Recently, the importance of protected areas has been brought to the fore at the threat of human-induced global warming and the understanding of the necessity to consume natural resources in a sustainable manner. The spectrum of benefits and values of protected areas is recognised not only ecologically, but culturally through further development in the arena of Indigenous and Community Conserved Areas (ICCAs). International programmes for the protection of representative ecosystems remain relatively progressive (considering the environmental challenges of globalisation with respect to terrestrial environments), with less advances in marine and freshwater biomes.
How to manage areas protected for conservation brings up a range of challenges - whether it be regarding the local population, specific ecosystems or the design of the reserve itself - and because of the many unpredicatable elements in ecology issues, each protected area requires a case-specific set of guidelines.
Enforcing protected area boundaries is a costly and labour-heavy endeavour, particularly if the allocation of a new protected region places new restrictions on the use of resources by the native people which may lead to their subsequent displacement.[20] This has troubled relationships between conservationists and rural communities in many protected regions and is often why many Wildlife Reserves and National Parks face the human threat of poaching for the illegal bushmeat or trophy trades which is resorted to as an alternative form of substinence.[21]
There is increasing and justifiable pressure to take proper account of human needs when setting up protected areas and these sometimes have to be “traded off” against conservation needs. Whereas in the past governments often made decisions about protected areas and informed local people afterwards, today the emphasis is shifting towards greater discussions with stakeholders and joint decisions about how such lands should be set aside and managed. Such negotiations are never easy but usually produce stronger and longer-lasting results for both conservation and people.[22]

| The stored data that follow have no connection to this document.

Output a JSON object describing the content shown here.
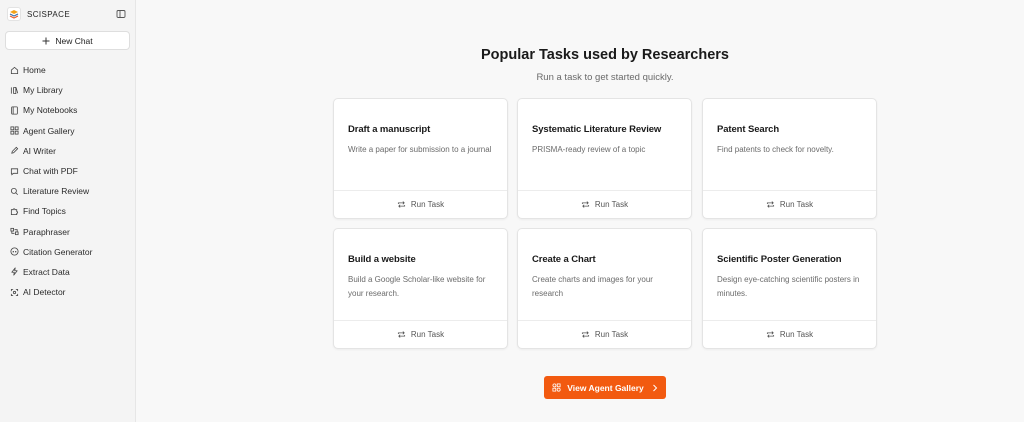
{
  "sidebar": {
    "brand": "SCISPACE",
    "new_chat_label": "New Chat",
    "items": [
      {
        "label": "Home",
        "icon": "home-icon"
      },
      {
        "label": "My Library",
        "icon": "library-icon"
      },
      {
        "label": "My Notebooks",
        "icon": "notebook-icon"
      },
      {
        "label": "Agent Gallery",
        "icon": "grid-icon"
      },
      {
        "label": "AI Writer",
        "icon": "pen-icon"
      },
      {
        "label": "Chat with PDF",
        "icon": "chat-icon"
      },
      {
        "label": "Literature Review",
        "icon": "search-icon"
      },
      {
        "label": "Find Topics",
        "icon": "puzzle-icon"
      },
      {
        "label": "Paraphraser",
        "icon": "paraphrase-icon"
      },
      {
        "label": "Citation Generator",
        "icon": "quote-icon"
      },
      {
        "label": "Extract Data",
        "icon": "bolt-icon"
      },
      {
        "label": "AI Detector",
        "icon": "detector-icon"
      }
    ]
  },
  "main": {
    "title": "Popular Tasks used by Researchers",
    "subtitle": "Run a task to get started quickly.",
    "tasks": [
      {
        "title": "Draft a manuscript",
        "description": "Write a paper for submission to a journal",
        "action": "Run Task"
      },
      {
        "title": "Systematic Literature Review",
        "description": "PRISMA-ready review of a topic",
        "action": "Run Task"
      },
      {
        "title": "Patent Search",
        "description": "Find patents to check for novelty.",
        "action": "Run Task"
      },
      {
        "title": "Build a website",
        "description": "Build a Google Scholar-like website for your research.",
        "action": "Run Task"
      },
      {
        "title": "Create a Chart",
        "description": "Create charts and images for your research",
        "action": "Run Task"
      },
      {
        "title": "Scientific Poster Generation",
        "description": "Design eye-catching scientific posters in minutes.",
        "action": "Run Task"
      }
    ],
    "cta_label": "View Agent Gallery"
  },
  "colors": {
    "accent": "#f25a10",
    "sidebar_bg": "#f4f4f4",
    "main_bg": "#f8f8f8"
  }
}
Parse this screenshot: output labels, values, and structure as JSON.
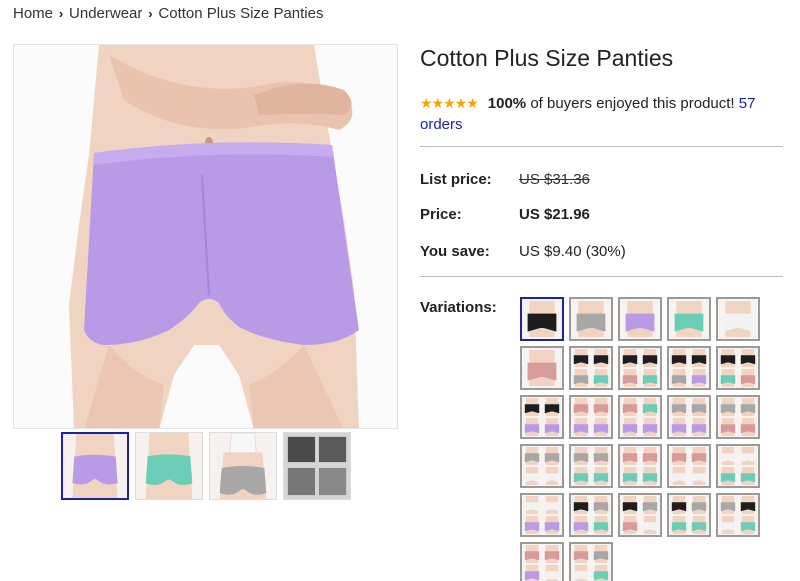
{
  "breadcrumb": {
    "home": "Home",
    "category": "Underwear",
    "current": "Cotton Plus Size Panties"
  },
  "product": {
    "title": "Cotton Plus Size Panties",
    "stars": "★★★★★",
    "rating_percent": "100%",
    "rating_text": "of buyers enjoyed this product!",
    "orders_link": "57 orders",
    "list_price_label": "List price:",
    "list_price": "US $31.36",
    "price_label": "Price:",
    "price": "US $21.96",
    "save_label": "You save:",
    "save": "US $9.40 (30%)",
    "variations_label": "Variations:"
  },
  "colors": {
    "accent_link": "#1a24a8",
    "star": "#f5a400",
    "lavender": "#b89ae6",
    "mint": "#6ccdb6",
    "gray": "#a7a7a7",
    "black": "#1d1d1d",
    "white": "#f2f2f2",
    "pink": "#d99a9a",
    "skin": "#f1d3c1"
  },
  "thumbnails": [
    "lavender",
    "mint",
    "gray",
    "gray-fabric"
  ],
  "variations": [
    [
      "black"
    ],
    [
      "gray"
    ],
    [
      "lavender"
    ],
    [
      "mint"
    ],
    [
      "white"
    ],
    [
      "pink"
    ],
    [
      "black",
      "black",
      "gray",
      "mint"
    ],
    [
      "black",
      "black",
      "pink",
      "mint"
    ],
    [
      "black",
      "black",
      "gray",
      "lavender"
    ],
    [
      "black",
      "black",
      "mint",
      "pink"
    ],
    [
      "black",
      "black",
      "lavender",
      "lavender"
    ],
    [
      "pink",
      "pink",
      "lavender",
      "lavender"
    ],
    [
      "pink",
      "mint",
      "lavender",
      "lavender"
    ],
    [
      "gray",
      "gray",
      "lavender",
      "lavender"
    ],
    [
      "gray",
      "gray",
      "pink",
      "pink"
    ],
    [
      "gray",
      "gray",
      "white",
      "white"
    ],
    [
      "gray",
      "gray",
      "mint",
      "mint"
    ],
    [
      "pink",
      "pink",
      "mint",
      "mint"
    ],
    [
      "pink",
      "pink",
      "white",
      "white"
    ],
    [
      "white",
      "white",
      "mint",
      "mint"
    ],
    [
      "white",
      "white",
      "lavender",
      "lavender"
    ],
    [
      "black",
      "gray",
      "lavender",
      "mint"
    ],
    [
      "black",
      "gray",
      "pink",
      "white"
    ],
    [
      "black",
      "gray",
      "mint",
      "mint"
    ],
    [
      "gray",
      "black",
      "white",
      "mint"
    ],
    [
      "pink",
      "pink",
      "lavender",
      "white"
    ],
    [
      "pink",
      "gray",
      "white",
      "mint"
    ]
  ]
}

In some countries, protected areas can be assigned without the infrastructure and networking needed to substitute consumable resources and subtantiatively protect the area from development or misuse. The soliciting of protected areas may require regulation to the level of meeting demands for food, feed, livestock and fuel, and the legal enforcement of not only the protected area itself but also 'buffer zones' surrounding it, which may help to resist destabilisation.[23]